In the future, human and logistics routes within the building could be separated, taking place on different levels. This could increase efficiency and arrange production processes in line with what BMW calls ‘value flow.’ Redesigned levels could foster more green areas, helping regulate the micro-climate inside the plant as well as water retention.
Outside, the entire façade is visualised as transparent and open, offering a view into the world of carmaking. Public footpaths will create a suitable transition to nearby residential areas and embed the plant into the surrounding city. For example, a bridge could link the new main entrance to the Olympic Park and bus station, optimising employee and visitor journeys. Meanwhile, the central building has been designed as a hub at the heart of the plant, featuring open-plan work areas.
A winning combination
Founded in 1975, OMA is an international architecture and urban development firm. Its current projects include upgrading the Kaufhaus des Westens (KaDeWe) in Berlin, The Factory in Manchester, UK, the Hangzhou Prism in China, and the Simone Veil Bridge in Bordeaux.

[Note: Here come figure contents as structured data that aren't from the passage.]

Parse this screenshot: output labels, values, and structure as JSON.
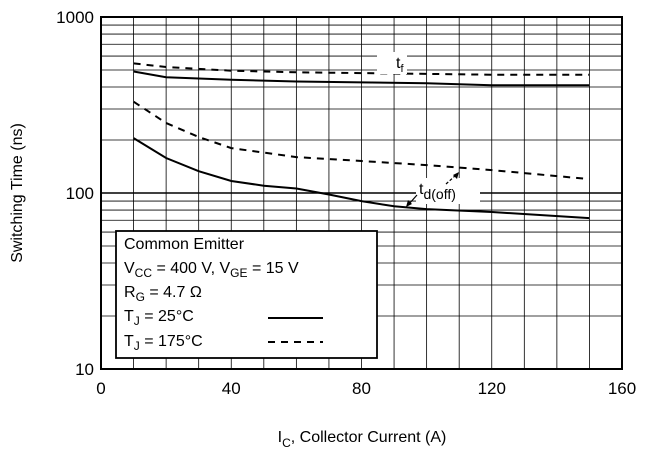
{
  "chart_data": {
    "type": "line",
    "x_label": {
      "main": "I",
      "sub": "C",
      "rest": ", Collector Current (A)"
    },
    "y_label": "Switching Time (ns)",
    "x_ticks": [
      "0",
      "40",
      "80",
      "120",
      "160"
    ],
    "y_ticks": [
      "10",
      "100",
      "1000"
    ],
    "xlim": [
      0,
      160
    ],
    "ylim": [
      10,
      1000
    ],
    "y_scale": "log",
    "grid": true,
    "series": [
      {
        "key": "tf_25",
        "style": "solid",
        "x": [
          10,
          20,
          40,
          60,
          80,
          100,
          120,
          150
        ],
        "y": [
          490,
          455,
          440,
          430,
          425,
          420,
          410,
          410
        ]
      },
      {
        "key": "tf_175",
        "style": "dashed",
        "x": [
          10,
          20,
          40,
          60,
          80,
          100,
          120,
          150
        ],
        "y": [
          545,
          520,
          495,
          485,
          480,
          475,
          470,
          470
        ]
      },
      {
        "key": "td_25",
        "style": "solid",
        "x": [
          10,
          20,
          30,
          40,
          50,
          60,
          70,
          80,
          90,
          100,
          120,
          150
        ],
        "y": [
          205,
          158,
          133,
          117,
          110,
          106,
          98,
          90,
          84,
          81,
          78,
          72
        ]
      },
      {
        "key": "td_175",
        "style": "dashed",
        "x": [
          10,
          20,
          30,
          40,
          60,
          80,
          100,
          120,
          150
        ],
        "y": [
          330,
          250,
          208,
          180,
          160,
          152,
          144,
          135,
          120
        ]
      }
    ],
    "annotations": [
      {
        "name": "tf-annotation",
        "main": "t",
        "sub": "f"
      },
      {
        "name": "tdoff-annotation",
        "main": "t",
        "sub": "d(off)"
      }
    ],
    "legend": {
      "placement": "bottom-left",
      "title": "Common Emitter",
      "cond1": {
        "a": "V",
        "a_sub": "CC",
        "b": " = 400 V, V",
        "b_sub": "GE",
        "c": " = 15 V"
      },
      "cond2": {
        "a": "R",
        "a_sub": "G",
        "b": " = 4.7 Ω"
      },
      "entries": [
        {
          "a": "T",
          "a_sub": "J",
          "b": " = 25°C",
          "style": "solid"
        },
        {
          "a": "T",
          "a_sub": "J",
          "b": " = 175°C",
          "style": "dashed"
        }
      ]
    }
  }
}
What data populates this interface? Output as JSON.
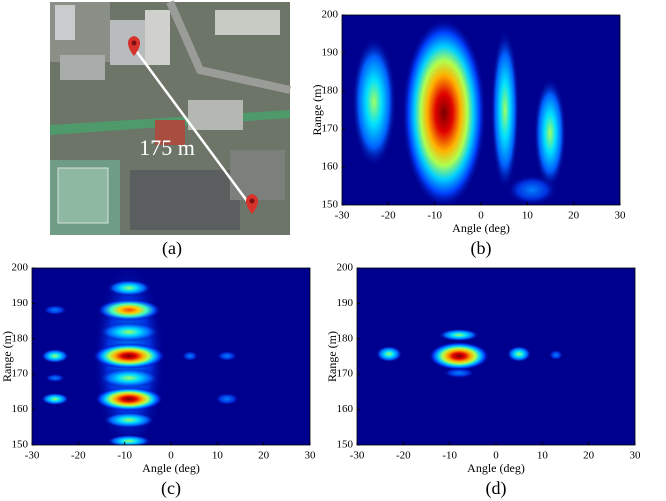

‘It is a privilege to work on a project that gives us the opportunity to try a genuine relationship between the factory and the city, and to consider how architecture can accommodate the changing role of the worker, how robots and machines can work together,’ said Rem Koolhaas, OMA’s founding partner.
Meanwhile, 3XN was founded in 1986 and has since created cultural, office and residential structures. Driven by its Scandinavian approach, it is now made up of 180 architects and researchers from 25 different countries.
‘We believe that architecture should always aspire to give something back to the city. We see great potential for integrating the BMW Group production campus into the surrounding city, by creating a public park on the northern perimeter, introducing new entrance pockets inviting the public onto the site, and complementing the iconic skyline towards the Petuelring,’ said Jesper Bork of 3XN.